Before she got around to completing the unfinished script that had languished in her basement for 10 years -- with the encouragement and assistance of her longtime friend David Alan Grier (they both appeared in the immortal Pauly Shore film, In the Army Now), Petty kept busy in between roles as a respected artist and a clothing designer.
But after acting for two decades, Petty, 44, who made her screen debut in 1985, playing a hooker on an episode of The Equalizer. was ready for a fresh challenge.
And she found directing to be a comfortable fit.
"It was great except for the no sleeping part," laughs Petty. "Someone commented on how there are so few female directors and I'm like, yeah, because we sleep. And we eat food. I'm vegan and we were shooting outside of Chicago and there was nothing I could eat. So I lived on vitamins and Guinness for three months. I don't usually drink beer, but someone told me pregnant women drank it -- that it had extra vitamins in it, or whatever."

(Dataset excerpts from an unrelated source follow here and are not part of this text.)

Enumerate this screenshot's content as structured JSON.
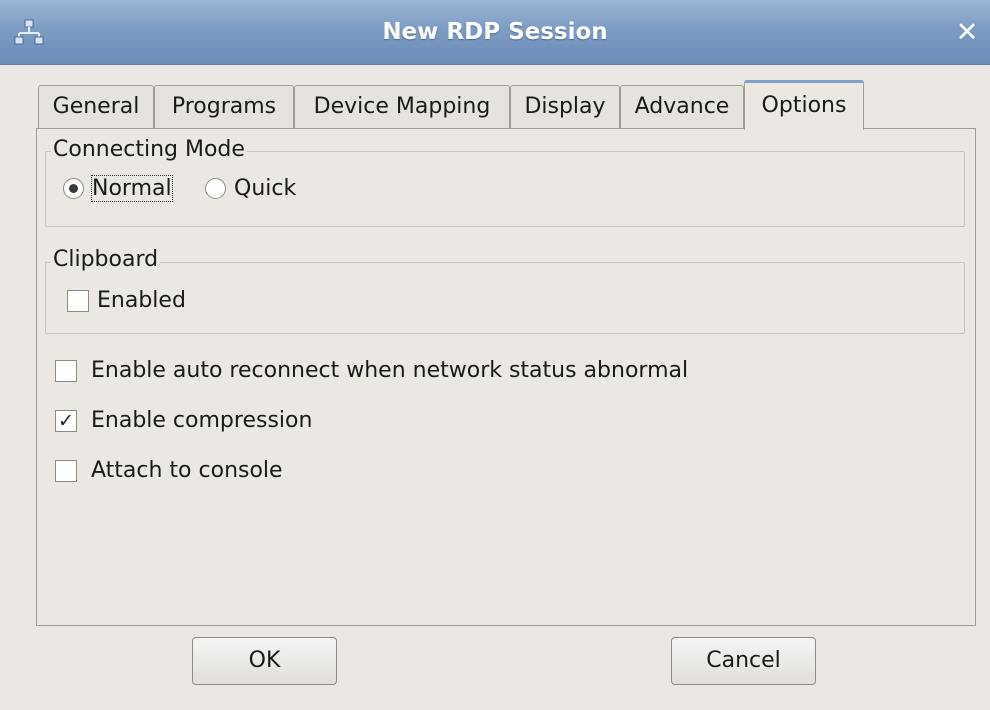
{
  "window": {
    "title": "New RDP Session",
    "icon": "network-icon",
    "close_glyph": "✕"
  },
  "tabs": [
    {
      "label": "General",
      "active": false
    },
    {
      "label": "Programs",
      "active": false
    },
    {
      "label": "Device Mapping",
      "active": false
    },
    {
      "label": "Display",
      "active": false
    },
    {
      "label": "Advance",
      "active": false
    },
    {
      "label": "Options",
      "active": true
    }
  ],
  "connecting_mode": {
    "label": "Connecting Mode",
    "options": [
      {
        "label": "Normal",
        "selected": true
      },
      {
        "label": "Quick",
        "selected": false
      }
    ]
  },
  "clipboard": {
    "label": "Clipboard",
    "enabled_label": "Enabled",
    "enabled_checked": false
  },
  "options": [
    {
      "label": "Enable auto reconnect when network status abnormal",
      "checked": false
    },
    {
      "label": "Enable compression",
      "checked": true
    },
    {
      "label": "Attach to console",
      "checked": false
    }
  ],
  "buttons": {
    "ok": "OK",
    "cancel": "Cancel"
  },
  "colors": {
    "titlebar": "#7d9cc3",
    "background": "#ebe8e4",
    "active_tab_accent": "#7fa0cb"
  }
}
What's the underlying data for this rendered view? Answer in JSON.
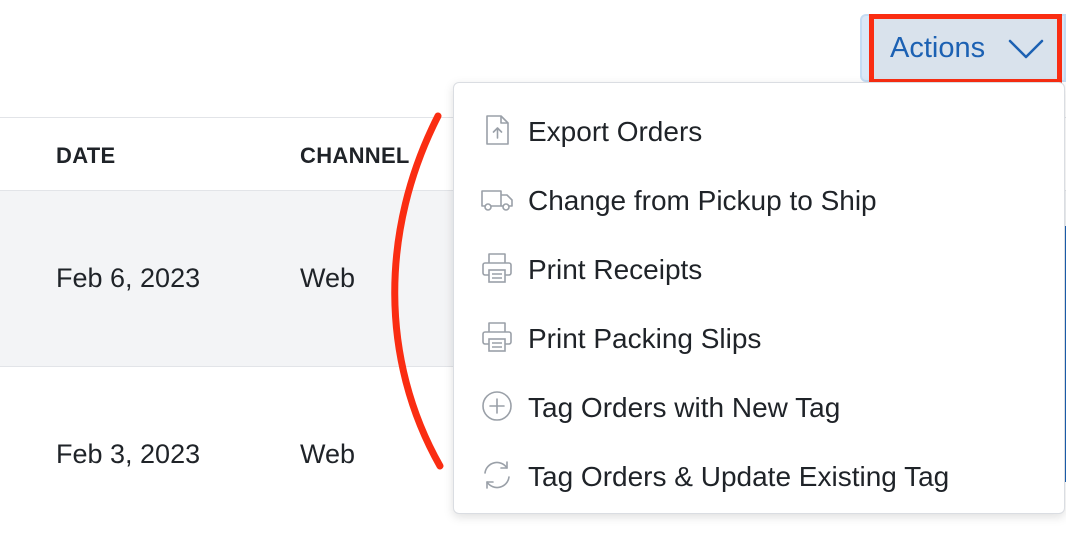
{
  "table": {
    "columns": [
      "DATE",
      "CHANNEL"
    ],
    "rows": [
      {
        "date": "Feb 6, 2023",
        "channel": "Web"
      },
      {
        "date": "Feb 3, 2023",
        "channel": "Web"
      }
    ]
  },
  "actions": {
    "label": "Actions",
    "icon": "chevron-down-icon"
  },
  "menu": {
    "items": [
      {
        "label": "Export Orders",
        "icon": "file-upload-icon"
      },
      {
        "label": "Change from Pickup to Ship",
        "icon": "truck-icon"
      },
      {
        "label": "Print Receipts",
        "icon": "printer-icon"
      },
      {
        "label": "Print Packing Slips",
        "icon": "printer-icon"
      },
      {
        "label": "Tag Orders with New Tag",
        "icon": "plus-circle-icon"
      },
      {
        "label": "Tag Orders & Update Existing Tag",
        "icon": "refresh-icon"
      }
    ]
  },
  "colors": {
    "accent": "#1c61b3",
    "highlight": "#fa2d12",
    "row_alt": "#f3f4f6"
  }
}
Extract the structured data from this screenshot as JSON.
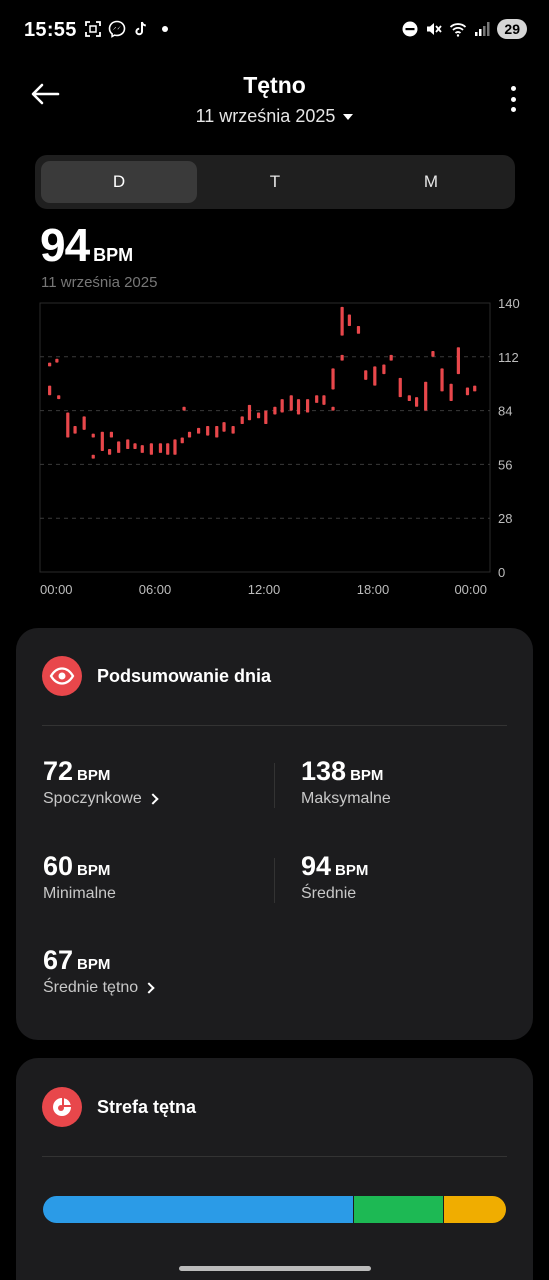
{
  "status_bar": {
    "time": "15:55",
    "battery": "29",
    "left_icons": [
      "screenshot-icon",
      "messenger-icon",
      "tiktok-icon",
      "notification-dot"
    ],
    "right_icons": [
      "dnd-icon",
      "mute-icon",
      "wifi-icon",
      "signal-icon"
    ]
  },
  "header": {
    "title": "Tętno",
    "date": "11 września 2025"
  },
  "tabs": [
    {
      "label": "D",
      "active": true
    },
    {
      "label": "T",
      "active": false
    },
    {
      "label": "M",
      "active": false
    }
  ],
  "summary_value": {
    "value": "94",
    "unit": "BPM",
    "date": "11 września 2025"
  },
  "chart_data": {
    "type": "candlestick-range",
    "x_ticks": [
      "00:00",
      "06:00",
      "12:00",
      "18:00",
      "00:00"
    ],
    "y_ticks": [
      "140",
      "112",
      "84",
      "56",
      "28",
      "0"
    ],
    "ylim": [
      0,
      140
    ],
    "xlim_hours": [
      0,
      24
    ],
    "color": "#e8474b",
    "grid": true,
    "ranges": [
      {
        "h": 0.2,
        "lo": 107,
        "hi": 109
      },
      {
        "h": 0.6,
        "lo": 109,
        "hi": 111
      },
      {
        "h": 0.2,
        "lo": 92,
        "hi": 97
      },
      {
        "h": 0.7,
        "lo": 90,
        "hi": 92
      },
      {
        "h": 1.2,
        "lo": 70,
        "hi": 83
      },
      {
        "h": 1.6,
        "lo": 72,
        "hi": 76
      },
      {
        "h": 2.1,
        "lo": 74,
        "hi": 81
      },
      {
        "h": 2.6,
        "lo": 59,
        "hi": 61
      },
      {
        "h": 2.6,
        "lo": 70,
        "hi": 72
      },
      {
        "h": 3.1,
        "lo": 63,
        "hi": 73
      },
      {
        "h": 3.5,
        "lo": 61,
        "hi": 64
      },
      {
        "h": 3.6,
        "lo": 70,
        "hi": 73
      },
      {
        "h": 4.0,
        "lo": 62,
        "hi": 68
      },
      {
        "h": 4.5,
        "lo": 64,
        "hi": 69
      },
      {
        "h": 4.9,
        "lo": 64,
        "hi": 67
      },
      {
        "h": 5.3,
        "lo": 62,
        "hi": 66
      },
      {
        "h": 5.8,
        "lo": 61,
        "hi": 67
      },
      {
        "h": 6.3,
        "lo": 62,
        "hi": 67
      },
      {
        "h": 6.7,
        "lo": 61,
        "hi": 67
      },
      {
        "h": 7.1,
        "lo": 61,
        "hi": 69
      },
      {
        "h": 7.5,
        "lo": 67,
        "hi": 70
      },
      {
        "h": 7.6,
        "lo": 84,
        "hi": 86
      },
      {
        "h": 7.9,
        "lo": 70,
        "hi": 73
      },
      {
        "h": 8.4,
        "lo": 72,
        "hi": 75
      },
      {
        "h": 8.9,
        "lo": 71,
        "hi": 76
      },
      {
        "h": 9.4,
        "lo": 70,
        "hi": 76
      },
      {
        "h": 9.8,
        "lo": 73,
        "hi": 78
      },
      {
        "h": 10.3,
        "lo": 72,
        "hi": 76
      },
      {
        "h": 10.8,
        "lo": 77,
        "hi": 81
      },
      {
        "h": 11.2,
        "lo": 79,
        "hi": 87
      },
      {
        "h": 11.7,
        "lo": 80,
        "hi": 83
      },
      {
        "h": 12.1,
        "lo": 77,
        "hi": 84
      },
      {
        "h": 12.6,
        "lo": 82,
        "hi": 86
      },
      {
        "h": 13.0,
        "lo": 83,
        "hi": 90
      },
      {
        "h": 13.5,
        "lo": 84,
        "hi": 92
      },
      {
        "h": 13.9,
        "lo": 82,
        "hi": 90
      },
      {
        "h": 14.4,
        "lo": 83,
        "hi": 90
      },
      {
        "h": 14.9,
        "lo": 88,
        "hi": 92
      },
      {
        "h": 15.3,
        "lo": 87,
        "hi": 92
      },
      {
        "h": 15.8,
        "lo": 84,
        "hi": 86
      },
      {
        "h": 15.8,
        "lo": 95,
        "hi": 106
      },
      {
        "h": 16.3,
        "lo": 123,
        "hi": 138
      },
      {
        "h": 16.3,
        "lo": 110,
        "hi": 113
      },
      {
        "h": 16.7,
        "lo": 128,
        "hi": 134
      },
      {
        "h": 17.2,
        "lo": 124,
        "hi": 128
      },
      {
        "h": 17.6,
        "lo": 100,
        "hi": 105
      },
      {
        "h": 18.1,
        "lo": 97,
        "hi": 107
      },
      {
        "h": 18.6,
        "lo": 103,
        "hi": 108
      },
      {
        "h": 19.0,
        "lo": 110,
        "hi": 113
      },
      {
        "h": 19.5,
        "lo": 91,
        "hi": 101
      },
      {
        "h": 20.0,
        "lo": 89,
        "hi": 92
      },
      {
        "h": 20.4,
        "lo": 86,
        "hi": 91
      },
      {
        "h": 20.9,
        "lo": 84,
        "hi": 99
      },
      {
        "h": 21.3,
        "lo": 112,
        "hi": 115
      },
      {
        "h": 21.8,
        "lo": 94,
        "hi": 106
      },
      {
        "h": 22.3,
        "lo": 89,
        "hi": 98
      },
      {
        "h": 22.7,
        "lo": 103,
        "hi": 117
      },
      {
        "h": 23.2,
        "lo": 92,
        "hi": 96
      },
      {
        "h": 23.6,
        "lo": 94,
        "hi": 97
      }
    ]
  },
  "day_summary": {
    "title": "Podsumowanie dnia",
    "stats": [
      {
        "value": "72",
        "unit": "BPM",
        "label": "Spoczynkowe",
        "has_arrow": true
      },
      {
        "value": "138",
        "unit": "BPM",
        "label": "Maksymalne",
        "has_arrow": false
      },
      {
        "value": "60",
        "unit": "BPM",
        "label": "Minimalne",
        "has_arrow": false
      },
      {
        "value": "94",
        "unit": "BPM",
        "label": "Średnie",
        "has_arrow": false
      },
      {
        "value": "67",
        "unit": "BPM",
        "label": "Średnie tętno",
        "has_arrow": true
      }
    ]
  },
  "zone_card": {
    "title": "Strefa tętna",
    "zones": [
      {
        "share": 0.67,
        "color": "#2b9be7"
      },
      {
        "share": 0.195,
        "color": "#1db954"
      },
      {
        "share": 0.135,
        "color": "#f0ad00"
      }
    ]
  }
}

Although the Guinness health tip proved to be an old wives' tale, The Poker House has been drawing strong response from festival-goers.
So has Selma Blair, who plays the part of Petty's self-destructive, drug-addicted mother in the film.
"She was there, 100%," praises Petty. "One of her agents saw it and said afterwards, 'I thought Selma was in the movie!' I'm not kidding you. That's how good she is."
Even with the buzz, Petty wasn't prepared to take any chances, and sent the word out to everyone she knew that attendance at her premiere wasn't an option.
"I made sure I packed the house on opening night," Petty says. "I didn't invite my friends, I required them to go. It was like, 'You have no choice. If you want me to pick you up from jail at 3 o'clock in the morning -- ever again -- you will come."
That Lori Petty sure drives a hard bargain -- and apparently hangs with some pretty hard-living people!